Unions gave workers some power in the workplace compared to management, marking a small step towards democratic citizenship at work. Increasingly, matters that had always been seen as “management prerogatives” came up for bargaining.

Unions also became important political actors, working through political parties, especially but not exclusively the CCF and NDP, to advance public pensions, public health care, unemployment insurance, affordable housing, widely accessible post secondary education and other key building blocks of what came to be called the welfare state. Indeed, in 1960 the labour movement was one of the founding partners in the creation of the NDP.

It was through political action that union rights – the right to union recognition, the right to free collective bargaining and the right to strike – were entrenched in all of the key human rights conventions of the post War period, were ratified by Canada with the consent of the provinces, and became rightly seen as integral to the very idea of democracy.

A strong and progressive labour movement promotes greater equality in two important ways.

First, unions directly narrow pay differences and reduce the proportion of low paid jobs—hence more equality in incomes.

Second, the labour movement has supported economic and social rights (pensions, health care, education) for all workers.
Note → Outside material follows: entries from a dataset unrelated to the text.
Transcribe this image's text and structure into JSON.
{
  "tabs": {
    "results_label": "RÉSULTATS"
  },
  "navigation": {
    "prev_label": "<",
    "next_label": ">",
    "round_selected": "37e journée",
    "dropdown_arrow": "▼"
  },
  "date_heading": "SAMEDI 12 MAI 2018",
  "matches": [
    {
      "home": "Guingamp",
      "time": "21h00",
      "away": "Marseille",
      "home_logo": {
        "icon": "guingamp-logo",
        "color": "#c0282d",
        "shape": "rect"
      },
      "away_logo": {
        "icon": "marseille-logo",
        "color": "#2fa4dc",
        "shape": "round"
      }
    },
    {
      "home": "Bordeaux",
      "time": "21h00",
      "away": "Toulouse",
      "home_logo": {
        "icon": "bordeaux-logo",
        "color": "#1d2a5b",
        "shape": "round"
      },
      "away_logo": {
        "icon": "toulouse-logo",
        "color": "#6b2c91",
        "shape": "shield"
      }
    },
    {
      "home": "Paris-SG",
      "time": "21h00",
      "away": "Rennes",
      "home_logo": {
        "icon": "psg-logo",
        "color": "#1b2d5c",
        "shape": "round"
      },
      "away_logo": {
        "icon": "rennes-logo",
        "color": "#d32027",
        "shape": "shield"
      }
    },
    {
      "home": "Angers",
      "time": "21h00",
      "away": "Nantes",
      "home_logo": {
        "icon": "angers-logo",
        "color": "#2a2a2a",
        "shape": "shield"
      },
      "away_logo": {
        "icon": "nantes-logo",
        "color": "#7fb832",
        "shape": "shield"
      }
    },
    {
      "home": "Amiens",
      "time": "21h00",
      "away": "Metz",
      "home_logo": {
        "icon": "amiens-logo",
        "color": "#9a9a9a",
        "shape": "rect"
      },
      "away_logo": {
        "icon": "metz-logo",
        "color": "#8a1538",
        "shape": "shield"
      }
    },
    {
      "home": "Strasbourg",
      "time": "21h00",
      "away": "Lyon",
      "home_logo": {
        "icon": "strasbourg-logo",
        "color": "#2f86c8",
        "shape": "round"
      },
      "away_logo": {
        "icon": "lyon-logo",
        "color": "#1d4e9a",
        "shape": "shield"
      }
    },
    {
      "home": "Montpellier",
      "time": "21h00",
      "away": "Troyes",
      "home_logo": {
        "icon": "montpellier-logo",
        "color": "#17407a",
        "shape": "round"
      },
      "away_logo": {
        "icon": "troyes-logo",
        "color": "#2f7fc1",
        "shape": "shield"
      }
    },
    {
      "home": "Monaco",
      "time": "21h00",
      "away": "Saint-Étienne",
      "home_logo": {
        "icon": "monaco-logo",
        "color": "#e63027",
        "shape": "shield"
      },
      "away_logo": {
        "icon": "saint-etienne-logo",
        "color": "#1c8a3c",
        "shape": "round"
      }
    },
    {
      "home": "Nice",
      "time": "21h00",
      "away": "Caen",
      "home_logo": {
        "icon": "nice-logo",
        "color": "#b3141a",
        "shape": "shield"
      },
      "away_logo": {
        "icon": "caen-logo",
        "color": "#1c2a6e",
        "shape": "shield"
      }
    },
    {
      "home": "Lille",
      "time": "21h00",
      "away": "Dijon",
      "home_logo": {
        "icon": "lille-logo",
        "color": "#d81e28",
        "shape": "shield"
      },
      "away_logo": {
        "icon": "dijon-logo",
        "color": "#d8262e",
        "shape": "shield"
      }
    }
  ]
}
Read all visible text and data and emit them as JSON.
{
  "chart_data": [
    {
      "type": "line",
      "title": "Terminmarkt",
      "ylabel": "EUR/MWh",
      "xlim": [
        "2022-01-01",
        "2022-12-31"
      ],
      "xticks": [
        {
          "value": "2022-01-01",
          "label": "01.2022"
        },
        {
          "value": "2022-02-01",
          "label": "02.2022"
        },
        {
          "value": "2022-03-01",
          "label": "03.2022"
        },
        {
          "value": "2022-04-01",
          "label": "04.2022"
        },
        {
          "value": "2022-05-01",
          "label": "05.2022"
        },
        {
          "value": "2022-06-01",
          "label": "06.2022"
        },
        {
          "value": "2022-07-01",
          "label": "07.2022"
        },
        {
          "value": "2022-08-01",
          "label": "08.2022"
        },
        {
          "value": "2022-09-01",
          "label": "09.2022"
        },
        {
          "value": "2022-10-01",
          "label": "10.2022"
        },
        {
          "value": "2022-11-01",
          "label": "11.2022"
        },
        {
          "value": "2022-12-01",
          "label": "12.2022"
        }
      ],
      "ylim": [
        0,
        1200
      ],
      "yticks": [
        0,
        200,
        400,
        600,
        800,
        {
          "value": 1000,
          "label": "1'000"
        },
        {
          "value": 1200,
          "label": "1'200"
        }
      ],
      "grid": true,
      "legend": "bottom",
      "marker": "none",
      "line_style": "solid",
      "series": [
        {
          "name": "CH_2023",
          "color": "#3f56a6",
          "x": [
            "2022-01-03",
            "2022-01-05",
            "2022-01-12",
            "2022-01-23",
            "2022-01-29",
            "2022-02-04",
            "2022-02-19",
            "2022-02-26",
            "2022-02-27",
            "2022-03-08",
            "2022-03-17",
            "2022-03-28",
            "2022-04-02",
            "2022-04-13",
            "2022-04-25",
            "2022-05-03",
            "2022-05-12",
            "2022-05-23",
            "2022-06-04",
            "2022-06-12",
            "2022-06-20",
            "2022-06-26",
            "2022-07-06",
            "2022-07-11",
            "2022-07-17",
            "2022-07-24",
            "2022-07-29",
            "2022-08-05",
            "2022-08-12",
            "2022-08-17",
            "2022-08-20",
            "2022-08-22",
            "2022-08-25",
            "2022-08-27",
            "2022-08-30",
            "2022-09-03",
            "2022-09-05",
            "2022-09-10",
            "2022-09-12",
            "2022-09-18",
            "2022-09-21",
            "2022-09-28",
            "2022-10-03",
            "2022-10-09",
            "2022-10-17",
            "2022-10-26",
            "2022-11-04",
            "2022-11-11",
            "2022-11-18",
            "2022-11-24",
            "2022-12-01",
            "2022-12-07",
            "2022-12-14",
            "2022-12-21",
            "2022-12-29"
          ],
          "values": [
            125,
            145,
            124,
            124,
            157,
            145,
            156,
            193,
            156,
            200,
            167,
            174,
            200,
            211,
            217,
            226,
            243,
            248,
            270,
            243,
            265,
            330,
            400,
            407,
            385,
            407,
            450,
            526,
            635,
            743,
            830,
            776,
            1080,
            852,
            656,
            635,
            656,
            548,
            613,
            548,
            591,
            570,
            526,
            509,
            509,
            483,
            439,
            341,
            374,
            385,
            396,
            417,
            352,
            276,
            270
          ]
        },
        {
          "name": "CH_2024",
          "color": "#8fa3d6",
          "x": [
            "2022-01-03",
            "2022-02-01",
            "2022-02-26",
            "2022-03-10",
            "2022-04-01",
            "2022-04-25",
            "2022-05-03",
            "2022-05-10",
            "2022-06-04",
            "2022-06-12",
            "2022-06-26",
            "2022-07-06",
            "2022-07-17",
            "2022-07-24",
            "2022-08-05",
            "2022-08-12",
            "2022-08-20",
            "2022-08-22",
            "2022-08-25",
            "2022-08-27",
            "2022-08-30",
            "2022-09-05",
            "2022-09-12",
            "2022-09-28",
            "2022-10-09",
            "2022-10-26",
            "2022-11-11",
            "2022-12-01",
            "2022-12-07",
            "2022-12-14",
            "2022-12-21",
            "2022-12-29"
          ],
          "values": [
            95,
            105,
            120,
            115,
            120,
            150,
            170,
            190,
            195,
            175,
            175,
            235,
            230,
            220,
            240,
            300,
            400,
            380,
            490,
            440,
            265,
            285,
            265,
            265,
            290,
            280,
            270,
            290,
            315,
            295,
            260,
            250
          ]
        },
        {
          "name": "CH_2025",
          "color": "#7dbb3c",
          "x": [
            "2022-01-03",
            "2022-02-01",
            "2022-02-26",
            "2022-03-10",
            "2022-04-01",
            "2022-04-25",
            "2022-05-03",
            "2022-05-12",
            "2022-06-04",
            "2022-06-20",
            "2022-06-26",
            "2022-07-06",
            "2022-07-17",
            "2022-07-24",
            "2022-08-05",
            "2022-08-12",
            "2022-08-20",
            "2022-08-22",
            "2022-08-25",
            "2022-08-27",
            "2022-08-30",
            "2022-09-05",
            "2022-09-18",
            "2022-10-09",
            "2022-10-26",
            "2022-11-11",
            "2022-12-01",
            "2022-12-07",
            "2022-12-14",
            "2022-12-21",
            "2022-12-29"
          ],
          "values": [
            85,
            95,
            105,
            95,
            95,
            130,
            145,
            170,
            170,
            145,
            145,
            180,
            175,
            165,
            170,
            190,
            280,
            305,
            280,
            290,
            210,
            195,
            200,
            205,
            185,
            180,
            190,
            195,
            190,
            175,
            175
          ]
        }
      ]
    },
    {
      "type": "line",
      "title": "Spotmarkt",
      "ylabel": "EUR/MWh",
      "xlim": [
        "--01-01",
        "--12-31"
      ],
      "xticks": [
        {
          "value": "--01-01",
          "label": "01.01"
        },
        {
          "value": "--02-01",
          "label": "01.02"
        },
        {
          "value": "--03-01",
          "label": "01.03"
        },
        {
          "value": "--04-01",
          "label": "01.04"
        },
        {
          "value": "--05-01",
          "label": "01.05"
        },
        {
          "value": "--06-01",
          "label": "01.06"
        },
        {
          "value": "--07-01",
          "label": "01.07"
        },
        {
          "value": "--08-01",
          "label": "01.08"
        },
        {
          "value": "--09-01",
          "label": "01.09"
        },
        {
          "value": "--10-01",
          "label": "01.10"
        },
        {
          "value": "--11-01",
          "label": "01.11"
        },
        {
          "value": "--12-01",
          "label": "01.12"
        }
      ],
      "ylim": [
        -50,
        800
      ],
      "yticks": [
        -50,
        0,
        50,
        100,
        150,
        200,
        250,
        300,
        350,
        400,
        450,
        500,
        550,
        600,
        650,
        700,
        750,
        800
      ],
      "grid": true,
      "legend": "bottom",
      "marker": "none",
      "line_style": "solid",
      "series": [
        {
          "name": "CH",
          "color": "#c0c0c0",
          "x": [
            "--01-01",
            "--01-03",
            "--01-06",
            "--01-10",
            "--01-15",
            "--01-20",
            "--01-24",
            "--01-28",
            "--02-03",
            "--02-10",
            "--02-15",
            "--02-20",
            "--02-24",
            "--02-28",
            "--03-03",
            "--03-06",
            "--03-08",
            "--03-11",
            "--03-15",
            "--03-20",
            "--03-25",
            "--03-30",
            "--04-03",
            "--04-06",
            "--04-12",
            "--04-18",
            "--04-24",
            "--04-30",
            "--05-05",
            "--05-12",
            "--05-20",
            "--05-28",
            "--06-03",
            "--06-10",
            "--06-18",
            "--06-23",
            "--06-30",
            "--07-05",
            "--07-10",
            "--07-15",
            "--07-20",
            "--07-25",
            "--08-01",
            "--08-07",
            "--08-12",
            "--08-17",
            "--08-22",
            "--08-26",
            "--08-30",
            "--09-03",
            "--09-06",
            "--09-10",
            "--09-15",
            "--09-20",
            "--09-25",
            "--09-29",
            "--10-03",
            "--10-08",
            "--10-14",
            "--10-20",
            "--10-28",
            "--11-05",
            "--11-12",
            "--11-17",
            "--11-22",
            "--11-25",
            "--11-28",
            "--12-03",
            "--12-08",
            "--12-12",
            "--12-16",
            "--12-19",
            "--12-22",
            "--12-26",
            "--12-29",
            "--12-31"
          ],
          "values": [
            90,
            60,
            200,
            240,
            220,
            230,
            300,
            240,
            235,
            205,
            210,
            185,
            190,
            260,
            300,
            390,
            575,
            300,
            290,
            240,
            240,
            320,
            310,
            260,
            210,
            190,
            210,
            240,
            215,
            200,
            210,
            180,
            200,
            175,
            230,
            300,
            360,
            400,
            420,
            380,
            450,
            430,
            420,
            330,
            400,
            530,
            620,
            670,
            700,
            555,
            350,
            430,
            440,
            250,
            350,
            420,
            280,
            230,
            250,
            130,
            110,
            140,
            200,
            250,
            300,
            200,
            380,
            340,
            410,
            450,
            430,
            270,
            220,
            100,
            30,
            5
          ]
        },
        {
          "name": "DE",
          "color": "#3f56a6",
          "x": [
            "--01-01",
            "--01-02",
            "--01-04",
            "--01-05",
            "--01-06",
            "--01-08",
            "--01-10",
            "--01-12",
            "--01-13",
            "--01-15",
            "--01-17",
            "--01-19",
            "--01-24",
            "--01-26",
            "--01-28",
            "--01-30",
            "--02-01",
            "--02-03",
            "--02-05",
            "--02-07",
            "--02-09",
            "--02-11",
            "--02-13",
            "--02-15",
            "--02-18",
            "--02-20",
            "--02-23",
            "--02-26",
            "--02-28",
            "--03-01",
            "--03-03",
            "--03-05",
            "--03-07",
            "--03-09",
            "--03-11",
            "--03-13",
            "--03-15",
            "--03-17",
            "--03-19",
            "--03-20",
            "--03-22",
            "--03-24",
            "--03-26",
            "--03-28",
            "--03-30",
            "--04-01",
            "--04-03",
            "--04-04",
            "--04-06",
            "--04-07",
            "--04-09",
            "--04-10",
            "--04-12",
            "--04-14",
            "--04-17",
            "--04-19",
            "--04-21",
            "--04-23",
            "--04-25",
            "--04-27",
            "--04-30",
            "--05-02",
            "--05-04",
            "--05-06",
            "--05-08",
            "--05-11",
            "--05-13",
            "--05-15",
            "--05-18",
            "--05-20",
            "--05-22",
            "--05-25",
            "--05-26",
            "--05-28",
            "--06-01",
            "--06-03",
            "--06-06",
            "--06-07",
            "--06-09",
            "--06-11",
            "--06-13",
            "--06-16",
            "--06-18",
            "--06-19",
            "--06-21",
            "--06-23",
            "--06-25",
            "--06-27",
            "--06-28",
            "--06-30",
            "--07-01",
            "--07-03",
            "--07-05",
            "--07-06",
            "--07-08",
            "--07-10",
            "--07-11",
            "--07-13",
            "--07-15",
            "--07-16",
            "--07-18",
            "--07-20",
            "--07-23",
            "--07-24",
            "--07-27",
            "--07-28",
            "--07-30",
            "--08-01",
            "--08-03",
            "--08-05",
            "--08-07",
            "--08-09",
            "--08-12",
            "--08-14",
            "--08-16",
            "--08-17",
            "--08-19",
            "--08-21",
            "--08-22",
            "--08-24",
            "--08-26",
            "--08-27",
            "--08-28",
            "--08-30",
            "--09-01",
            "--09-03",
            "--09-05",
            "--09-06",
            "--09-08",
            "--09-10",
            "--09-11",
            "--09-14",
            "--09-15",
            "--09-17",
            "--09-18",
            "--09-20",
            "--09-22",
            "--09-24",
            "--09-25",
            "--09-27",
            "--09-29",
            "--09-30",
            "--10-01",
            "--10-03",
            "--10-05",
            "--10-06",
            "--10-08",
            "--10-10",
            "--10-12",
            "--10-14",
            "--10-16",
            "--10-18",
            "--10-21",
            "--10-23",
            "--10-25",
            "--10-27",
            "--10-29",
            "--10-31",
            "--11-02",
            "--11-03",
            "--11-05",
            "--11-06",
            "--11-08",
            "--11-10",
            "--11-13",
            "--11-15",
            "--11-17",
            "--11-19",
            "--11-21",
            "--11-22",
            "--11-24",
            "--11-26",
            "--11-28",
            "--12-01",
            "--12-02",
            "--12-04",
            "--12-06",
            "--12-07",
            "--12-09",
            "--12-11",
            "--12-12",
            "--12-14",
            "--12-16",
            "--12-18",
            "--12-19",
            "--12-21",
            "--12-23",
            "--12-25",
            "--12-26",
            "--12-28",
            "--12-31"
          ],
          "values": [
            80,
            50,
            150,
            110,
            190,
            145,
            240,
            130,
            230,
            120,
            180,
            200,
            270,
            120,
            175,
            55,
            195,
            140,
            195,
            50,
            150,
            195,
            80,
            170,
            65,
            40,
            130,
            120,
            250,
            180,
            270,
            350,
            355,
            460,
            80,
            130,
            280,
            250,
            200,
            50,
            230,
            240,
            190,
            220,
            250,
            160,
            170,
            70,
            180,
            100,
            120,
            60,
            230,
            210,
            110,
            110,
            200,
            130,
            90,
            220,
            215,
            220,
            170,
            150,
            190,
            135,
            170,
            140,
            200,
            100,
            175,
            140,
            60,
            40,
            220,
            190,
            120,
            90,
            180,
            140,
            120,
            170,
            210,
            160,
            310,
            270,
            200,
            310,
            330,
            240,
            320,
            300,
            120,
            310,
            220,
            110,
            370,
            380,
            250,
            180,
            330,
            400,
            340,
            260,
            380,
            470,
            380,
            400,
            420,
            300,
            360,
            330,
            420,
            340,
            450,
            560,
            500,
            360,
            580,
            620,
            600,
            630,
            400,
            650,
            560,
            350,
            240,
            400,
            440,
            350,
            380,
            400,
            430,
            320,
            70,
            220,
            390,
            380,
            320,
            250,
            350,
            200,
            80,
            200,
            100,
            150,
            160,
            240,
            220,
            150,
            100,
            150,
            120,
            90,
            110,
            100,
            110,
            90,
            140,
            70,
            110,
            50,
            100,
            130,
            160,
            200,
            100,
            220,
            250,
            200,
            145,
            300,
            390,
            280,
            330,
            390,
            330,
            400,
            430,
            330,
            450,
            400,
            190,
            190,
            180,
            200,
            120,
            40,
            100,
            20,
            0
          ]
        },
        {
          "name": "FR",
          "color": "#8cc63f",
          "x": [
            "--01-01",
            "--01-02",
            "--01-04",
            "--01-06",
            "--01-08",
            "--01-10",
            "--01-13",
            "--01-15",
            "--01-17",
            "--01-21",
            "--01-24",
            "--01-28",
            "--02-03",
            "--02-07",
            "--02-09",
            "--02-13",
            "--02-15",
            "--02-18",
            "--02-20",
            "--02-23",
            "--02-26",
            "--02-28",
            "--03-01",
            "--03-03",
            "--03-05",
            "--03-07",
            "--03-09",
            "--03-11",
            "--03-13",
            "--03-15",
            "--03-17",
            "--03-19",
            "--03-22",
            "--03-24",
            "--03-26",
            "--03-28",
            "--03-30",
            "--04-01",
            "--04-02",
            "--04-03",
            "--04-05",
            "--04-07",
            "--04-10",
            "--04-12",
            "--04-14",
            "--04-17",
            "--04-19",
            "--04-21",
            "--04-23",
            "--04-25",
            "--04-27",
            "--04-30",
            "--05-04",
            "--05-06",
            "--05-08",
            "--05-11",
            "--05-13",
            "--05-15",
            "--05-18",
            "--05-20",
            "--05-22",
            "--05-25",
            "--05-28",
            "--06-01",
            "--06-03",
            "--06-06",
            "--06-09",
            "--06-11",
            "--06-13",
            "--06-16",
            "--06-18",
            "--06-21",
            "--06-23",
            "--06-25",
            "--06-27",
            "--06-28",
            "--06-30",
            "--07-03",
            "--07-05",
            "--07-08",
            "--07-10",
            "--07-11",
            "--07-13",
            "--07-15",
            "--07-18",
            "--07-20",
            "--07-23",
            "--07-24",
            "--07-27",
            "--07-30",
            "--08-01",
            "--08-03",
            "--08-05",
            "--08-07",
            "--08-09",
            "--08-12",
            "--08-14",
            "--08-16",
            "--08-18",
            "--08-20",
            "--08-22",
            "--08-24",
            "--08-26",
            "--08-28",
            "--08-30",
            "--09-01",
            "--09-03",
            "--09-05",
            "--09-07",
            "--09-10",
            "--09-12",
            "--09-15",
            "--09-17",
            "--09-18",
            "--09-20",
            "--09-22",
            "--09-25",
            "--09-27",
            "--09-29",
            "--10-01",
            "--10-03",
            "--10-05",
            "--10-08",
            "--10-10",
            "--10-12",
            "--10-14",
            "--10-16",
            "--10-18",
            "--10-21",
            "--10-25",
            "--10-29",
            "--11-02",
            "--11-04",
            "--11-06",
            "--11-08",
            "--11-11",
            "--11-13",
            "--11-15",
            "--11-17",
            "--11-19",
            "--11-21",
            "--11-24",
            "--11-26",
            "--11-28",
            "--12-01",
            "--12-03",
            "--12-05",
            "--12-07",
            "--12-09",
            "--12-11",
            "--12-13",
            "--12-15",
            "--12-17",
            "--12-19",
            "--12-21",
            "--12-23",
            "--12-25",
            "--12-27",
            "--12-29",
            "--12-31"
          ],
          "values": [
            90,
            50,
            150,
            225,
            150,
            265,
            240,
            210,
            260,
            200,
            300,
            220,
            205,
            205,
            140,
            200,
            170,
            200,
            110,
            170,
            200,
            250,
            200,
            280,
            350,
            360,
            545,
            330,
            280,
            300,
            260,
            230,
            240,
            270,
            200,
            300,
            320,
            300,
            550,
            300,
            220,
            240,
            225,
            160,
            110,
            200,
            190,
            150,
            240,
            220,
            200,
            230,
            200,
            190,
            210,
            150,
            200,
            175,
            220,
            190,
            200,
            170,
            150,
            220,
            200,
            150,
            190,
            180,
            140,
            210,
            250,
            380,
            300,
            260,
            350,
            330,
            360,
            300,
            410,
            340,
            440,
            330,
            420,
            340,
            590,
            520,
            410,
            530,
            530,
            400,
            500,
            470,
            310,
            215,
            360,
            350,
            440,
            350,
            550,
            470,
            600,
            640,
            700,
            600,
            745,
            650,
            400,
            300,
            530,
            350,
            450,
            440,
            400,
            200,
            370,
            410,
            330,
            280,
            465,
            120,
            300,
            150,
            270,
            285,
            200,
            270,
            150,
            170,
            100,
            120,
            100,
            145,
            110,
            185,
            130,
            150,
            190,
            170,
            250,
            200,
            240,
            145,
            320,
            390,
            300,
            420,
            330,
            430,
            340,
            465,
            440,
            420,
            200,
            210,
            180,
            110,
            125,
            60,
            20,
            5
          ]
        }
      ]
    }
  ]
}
They have promoted public services that provide benefits to citizens paid for through progressive taxes, so access to them doesn’t depend on personal income—hence more equality again.

Social democrats understand that it is hard to redistribute income to achieve greater equality if income earned from the market is highly unequal to begin with.

Countries like Sweden are much more equal than Canada, not just because of higher levels of social spending, but also because the labour movement has represented the vast majority of employees and has deliberately tried to narrow wage and salary differences.

Strong labour movements have also taken the lead in bargaining for pay equity for women and racialized groups, thus again serving the democratic cause of greater equality.

Political scientists have long recognized that a major reason why the Canadian labour movement remains stronger than the US labour movement is our stronger tradition of social unionism, the belief that unions have to speak for and fight for the interests and concerns of all workers not just in the workplace, but also, as I have emphasized, in the political sphere. The truth is that the NDP here in Canada has supported labour rights much more consistently than has the Democratic Party in the USA.

Challenges

The Canadian labour faces some fundamental challenges today, including falling union density and an overt attack on union rights by right-wing governments at both federal and provincial levels.

In countering this attack, it is vital that unions build membership and bargaining power among workers, especially among the many lower-paid and insecure workers in the private service sector who lack access to the benefits and protections of unionization.

While this is a daunting challenge, it is encouraging to see that the Canadian Labour Congress and the new union, Unifor, are prepared to take it on.

It is also encouraging that the labour movement continues to campaign for the interests of all working people in the political domain, as in the current fight for better public pensions and higher minimum wages. Again, both are essential to building a more equal Canada.

A strong and progressive labour movement was crucial to the creation of the middle-class in Canada in the first place. Rebuilding the movement will be equally pivotal to the major task of reversing the trend to greater inequality today. We need both a more equal Canada and strong unions. They go hand in hand.